Set up Python#
When using Python, we strongly recommend creating isolated environments rather than relying on any pre-installed Python installations. This provides the greatest flexibility when it comes to using different interpreters and package versions.
Several modern tools can be used to create isolated Python environments. The most common ones are:
Tool |
When it shines |
Why you might pick it |
|---|---|---|
Scientific computing, mixed Python / C libraries |
Excellent support for compiled scientific packages |
|
Projects that only depend on pure‑Python wheels |
Extremely fast resolver and installer (very lightweight) |
|
Complex, hybrid projects that need reproducible builds |
Strong focus on reproducible workflows |
Our focus here is micromamba, which offers the broadest compatibility with the scientific Python ecosystem while remaining lightweight and easy to install.
Installation#
On Linux and macOS you can install micromamba with:
"${SHELL}" <(curl -L micro.mamba.pm/install.sh)

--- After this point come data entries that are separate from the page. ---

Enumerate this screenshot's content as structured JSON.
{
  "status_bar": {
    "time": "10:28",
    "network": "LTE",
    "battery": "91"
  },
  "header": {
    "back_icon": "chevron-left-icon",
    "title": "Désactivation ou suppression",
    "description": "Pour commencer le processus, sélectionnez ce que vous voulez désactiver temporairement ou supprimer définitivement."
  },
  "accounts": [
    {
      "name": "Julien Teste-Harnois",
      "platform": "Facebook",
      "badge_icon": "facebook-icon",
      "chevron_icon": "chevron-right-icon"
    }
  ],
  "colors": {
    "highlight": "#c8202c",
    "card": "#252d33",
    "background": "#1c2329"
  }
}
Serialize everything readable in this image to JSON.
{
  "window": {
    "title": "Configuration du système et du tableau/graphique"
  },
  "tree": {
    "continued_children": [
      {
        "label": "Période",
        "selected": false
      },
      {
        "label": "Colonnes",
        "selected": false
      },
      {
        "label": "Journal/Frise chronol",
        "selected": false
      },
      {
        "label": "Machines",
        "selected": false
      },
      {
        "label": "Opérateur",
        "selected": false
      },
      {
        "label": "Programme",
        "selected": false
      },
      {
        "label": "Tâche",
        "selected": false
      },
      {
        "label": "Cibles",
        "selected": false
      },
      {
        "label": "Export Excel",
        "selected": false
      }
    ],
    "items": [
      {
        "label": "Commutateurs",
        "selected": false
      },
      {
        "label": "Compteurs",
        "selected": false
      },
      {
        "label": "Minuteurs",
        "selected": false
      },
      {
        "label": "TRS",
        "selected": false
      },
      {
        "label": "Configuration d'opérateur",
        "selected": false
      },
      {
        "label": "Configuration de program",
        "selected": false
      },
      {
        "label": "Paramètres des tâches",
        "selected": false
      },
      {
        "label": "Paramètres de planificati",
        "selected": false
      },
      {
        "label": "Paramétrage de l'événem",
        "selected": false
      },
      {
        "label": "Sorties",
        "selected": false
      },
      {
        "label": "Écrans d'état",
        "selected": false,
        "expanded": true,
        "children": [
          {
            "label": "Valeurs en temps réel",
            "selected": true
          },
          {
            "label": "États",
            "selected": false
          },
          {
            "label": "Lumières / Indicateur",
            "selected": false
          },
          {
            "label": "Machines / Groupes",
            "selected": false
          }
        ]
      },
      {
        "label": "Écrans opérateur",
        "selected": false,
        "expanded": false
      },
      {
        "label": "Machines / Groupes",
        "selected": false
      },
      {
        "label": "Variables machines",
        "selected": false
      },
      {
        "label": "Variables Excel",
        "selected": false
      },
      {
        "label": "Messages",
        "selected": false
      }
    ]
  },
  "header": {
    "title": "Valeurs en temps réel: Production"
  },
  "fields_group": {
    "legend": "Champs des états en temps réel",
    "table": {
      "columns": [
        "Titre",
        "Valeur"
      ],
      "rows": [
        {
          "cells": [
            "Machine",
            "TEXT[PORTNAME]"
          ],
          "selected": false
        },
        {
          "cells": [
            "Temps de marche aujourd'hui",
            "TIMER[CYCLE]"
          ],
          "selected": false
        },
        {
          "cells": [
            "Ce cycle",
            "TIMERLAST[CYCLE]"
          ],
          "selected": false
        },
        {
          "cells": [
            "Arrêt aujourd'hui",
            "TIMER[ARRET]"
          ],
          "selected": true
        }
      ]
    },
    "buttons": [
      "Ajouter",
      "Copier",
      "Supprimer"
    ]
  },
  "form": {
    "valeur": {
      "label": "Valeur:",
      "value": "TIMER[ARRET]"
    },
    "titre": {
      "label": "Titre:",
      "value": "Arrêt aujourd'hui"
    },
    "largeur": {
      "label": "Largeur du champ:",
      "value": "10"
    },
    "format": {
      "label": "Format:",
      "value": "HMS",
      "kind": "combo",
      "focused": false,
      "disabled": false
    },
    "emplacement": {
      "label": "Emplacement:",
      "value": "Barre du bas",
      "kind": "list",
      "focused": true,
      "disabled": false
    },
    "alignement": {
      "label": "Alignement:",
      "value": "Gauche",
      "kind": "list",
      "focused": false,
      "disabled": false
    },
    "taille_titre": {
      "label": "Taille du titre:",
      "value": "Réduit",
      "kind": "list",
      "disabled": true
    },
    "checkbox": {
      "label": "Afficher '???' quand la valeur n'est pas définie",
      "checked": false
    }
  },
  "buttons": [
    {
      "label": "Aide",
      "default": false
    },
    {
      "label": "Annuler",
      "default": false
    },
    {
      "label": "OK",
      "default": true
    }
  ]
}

Please refer to the official documentation for more details and different installation methods.
Creating an environment#
The recommended way to create an environment is to specify the environment name, Python version and dependencies in an environment.yaml:
name: my_env
channels:
- conda-forge
dependencies:
- python=3.12
- matplotlib
- numpy
- scipy
- eccodes
- pip:
- gribscan
Now you can create the environment by running:
micromamba env create -f environment.yaml
This approach makes it easy to share, reproduce, and recreate your environment across different machines.
Take-home messages
An example environment.yaml used at our hackathons can be found here.
Managing environments#
micromamba allows you to manage several virtual environments.
You can show the existing environments by running:
micromamba env list
The currently active environment is marked with an *.
You can switch between environments with:
micromamba activate <env_name>
Because the usage of micromamba is equivalent to that of conda, you can refer to the conda documentation for more information about managing environments.
Using an environment as IPython kernel#
To use your custom environment in Jupyter notebooks (e.g. via the DKRZ JupyterHub), you need to register it as a kernel — a bridge between Jupyter and your Python interpreter.
You can install your own Python environments as a kernel by running the following command:
micromamba activate my_env
python3 -m ipykernel install --user --name my_env
Info
The --user flag installs the kernel in the user’s local directory (safe and doesn’t require admin rights)
Afterwards, you should be able to select your environment when creating a new Jupyter notebook in the web browser.